REPO RATE - ECONOMY

News: RBI lifts loan costs to tame inflation

 

What's in the news?

       The Monetary Policy Committee (MPC) of the Reserve Bank of India (RBI) based on an assessment of the macroeconomic situation and its outlook, decided by a majority of 4 members out of 6 to increase the policy repo rate by 25 basis points to 6.50%, with immediate effect.

 

Key takeaways:

       Consequently, the standing deposit facility (SDF) rate will stand revised to 6.25%; and the marginal standing facility (MSF) rate and the Bank Rate to 6.75%.

 

Key projections:

Real GDP growth:

       Taking various factors into consideration, real GDP growth for 2023-24 is projected at 6.4% with Q1 at 7.8%; Q2 at 6.2%; Q3 at 6.0%; and Q4 at 5.8%.

 

Inflation:

       Taking into account several factors and assuming an average crude oil price (Indian basket) of US$ 95 per barrel, the inflation is projected at 6.5% in 2022-23, with Q4 at 5.7%.

 

CPI Inflation:

       On the assumption of a normal monsoon, CPI inflation is projected at 5.3% for 2023-24, with Q1 at 5.0%, Q2 at 5.4%, Q3 at 5.4% and Q4 at 5.6%.

 

Key terms in Monetary Policy:

 

1. Policy Repo Rate: 6.50% - Repo rate is the rate at which the central bank of a country (Reserve Bank of India in case of India) lends money to commercial banks in the event of any shortfall of funds. Here, the central bank purchases the security.

 

2. Standing Deposit Facility (SDF): 6.25% - The SDF is a liquidity window through which the RBI will give banks an option to park excess liquidity with it. It is different from the reverse repo facility in that it does not require banks to provide collateral while parking funds.

 

3. Marginal Standing Facility Rate: 6.75% -  MSF is a window for scheduled banks to borrow overnight from the RBI in an emergency situation when interbank liquidity dries up completely. Under interbank lending, banks lend funds to one another for a specified term.
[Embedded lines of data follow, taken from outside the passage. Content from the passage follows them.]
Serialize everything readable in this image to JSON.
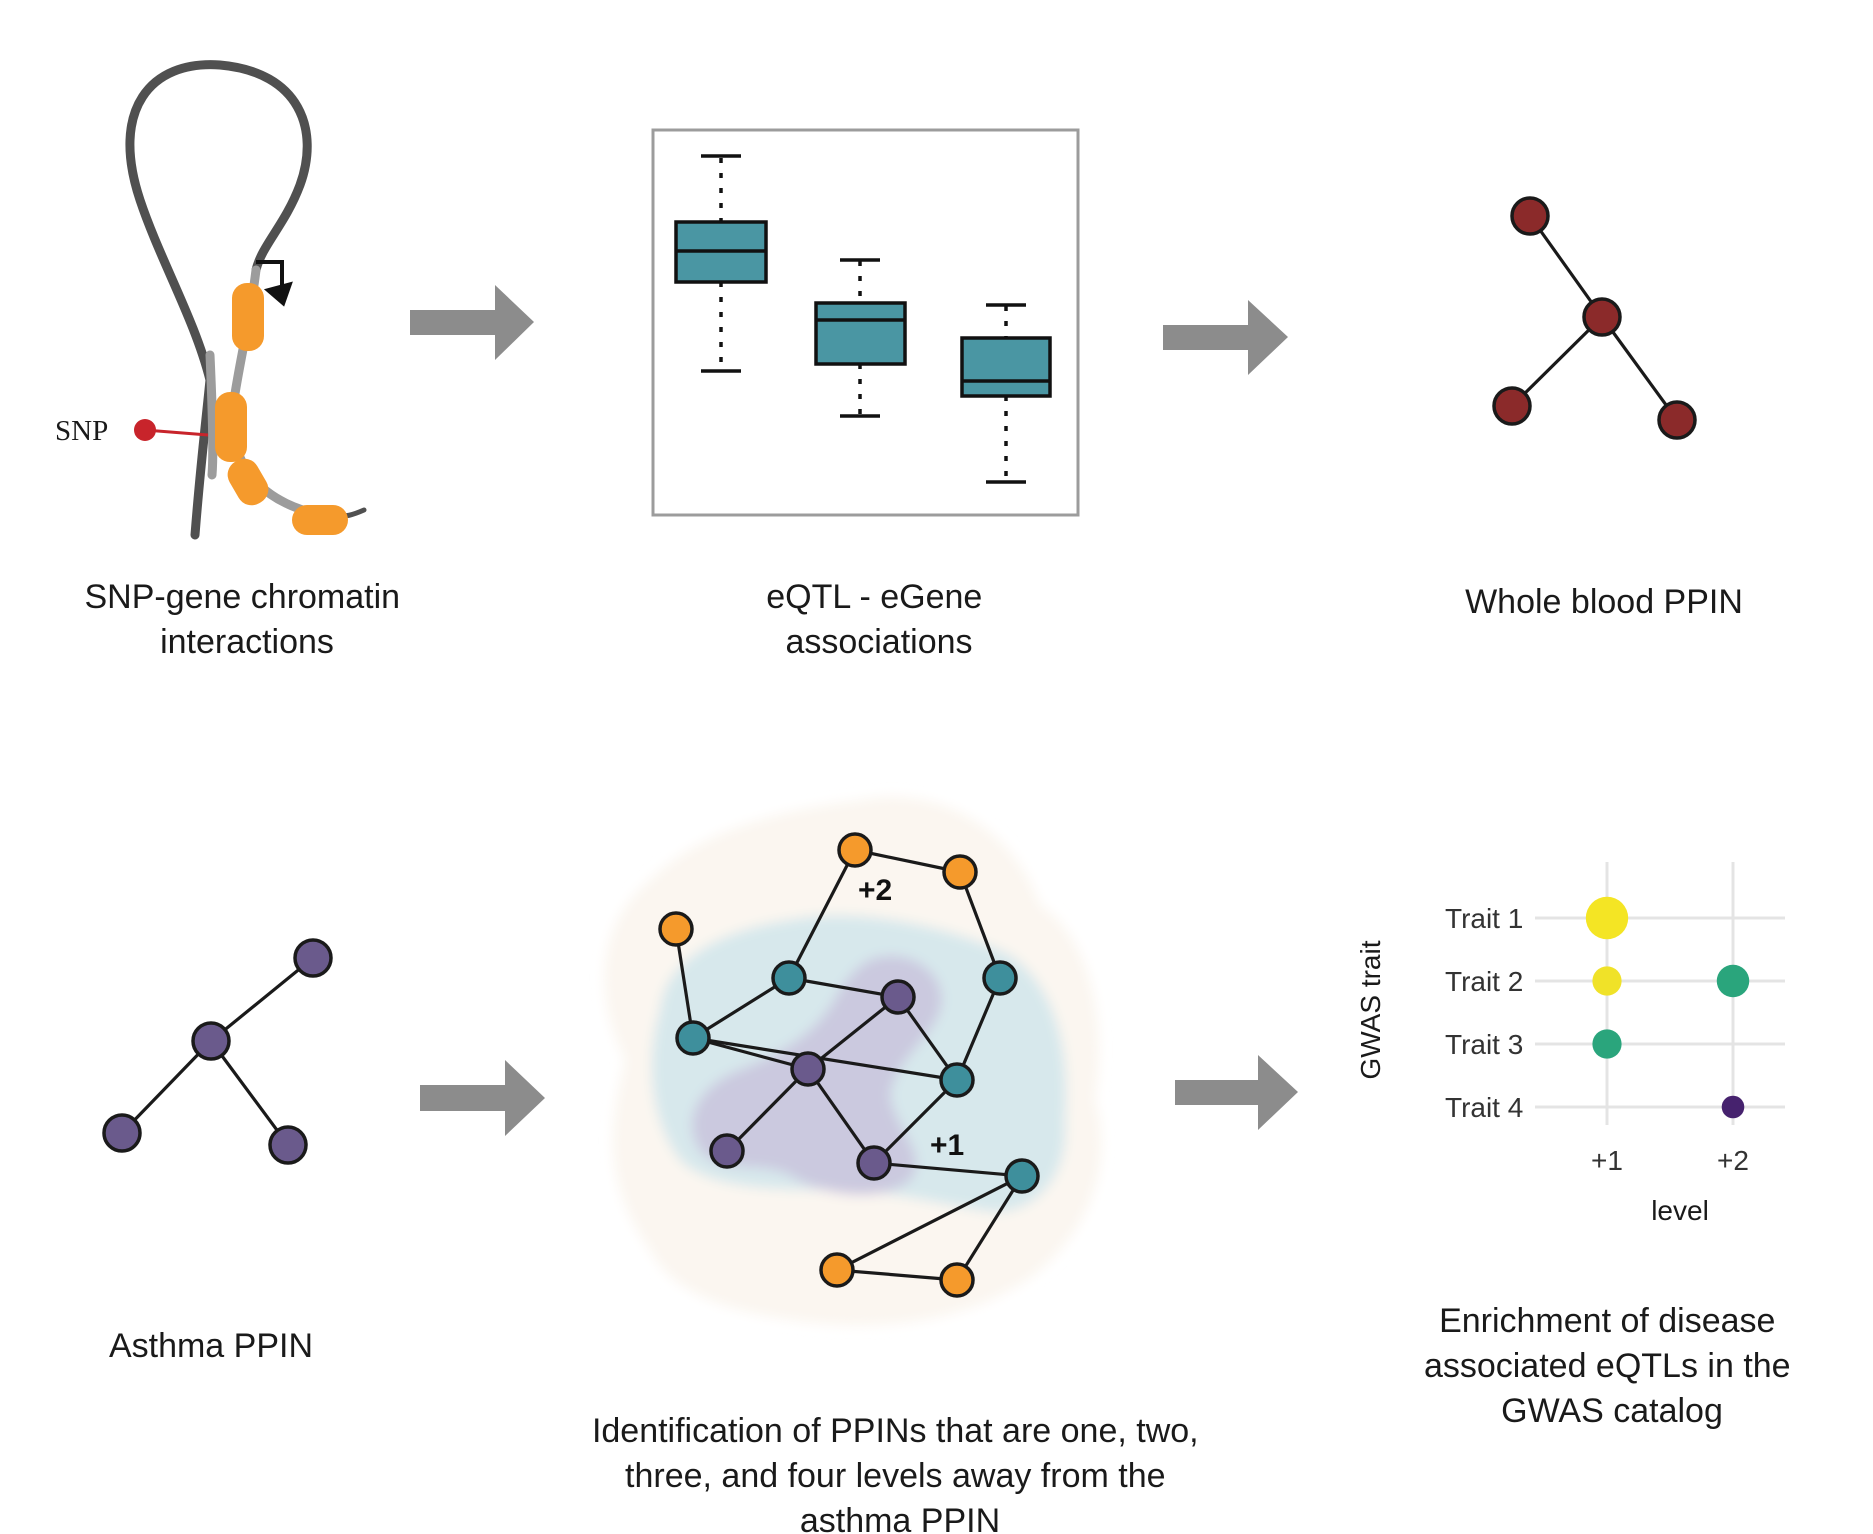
{
  "panels": {
    "chromatin": {
      "snp_label": "SNP",
      "caption": [
        "SNP-gene chromatin",
        "interactions"
      ]
    },
    "eqtl": {
      "caption": [
        "eQTL - eGene",
        "associations"
      ]
    },
    "whole_blood": {
      "caption": [
        "Whole blood PPIN"
      ]
    },
    "asthma": {
      "caption": [
        "Asthma PPIN"
      ]
    },
    "levels": {
      "label_plus2": "+2",
      "label_plus1": "+1",
      "caption": [
        "Identification of PPINs that are one, two,",
        "three, and four levels away from the",
        "asthma PPIN"
      ]
    },
    "enrichment": {
      "caption": [
        "Enrichment of disease",
        "associated eQTLs in the",
        "GWAS catalog"
      ]
    }
  },
  "colors": {
    "orange": "#f59a2c",
    "teal_box": "#4a96a3",
    "dark_red": "#8b2a2a",
    "purple": "#6a5a8c",
    "teal_node": "#3e8f9c",
    "arrow": "#8c8c8c"
  },
  "chart_data": {
    "type": "scatter",
    "ylabel": "GWAS trait",
    "xlabel": "level",
    "x_categories": [
      "+1",
      "+2"
    ],
    "y_categories": [
      "Trait 1",
      "Trait 2",
      "Trait 3",
      "Trait 4"
    ],
    "points": [
      {
        "x": "+1",
        "y": "Trait 1",
        "size": 4,
        "color": "#f4e524"
      },
      {
        "x": "+1",
        "y": "Trait 2",
        "size": 2,
        "color": "#f0e228"
      },
      {
        "x": "+2",
        "y": "Trait 2",
        "size": 2.5,
        "color": "#2aa57c"
      },
      {
        "x": "+1",
        "y": "Trait 3",
        "size": 2,
        "color": "#2aa57c"
      },
      {
        "x": "+2",
        "y": "Trait 4",
        "size": 1,
        "color": "#46226e"
      }
    ],
    "grid": true
  }
}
4. Bank Rate: 6.75% - It is the rate charged by the RBI for lending funds to commercial banks.

 

5. CRR: 4.50% - Under CRR, the commercial banks have to hold a certain minimum amount of deposit (NDTL) as reserves with the central bank.

 

6. SLR: 18.00% - Statutory Liquidity Ratio or SLR is the minimum percentage of deposits that a commercial bank has to maintain in the form of liquid cash, gold or other securities.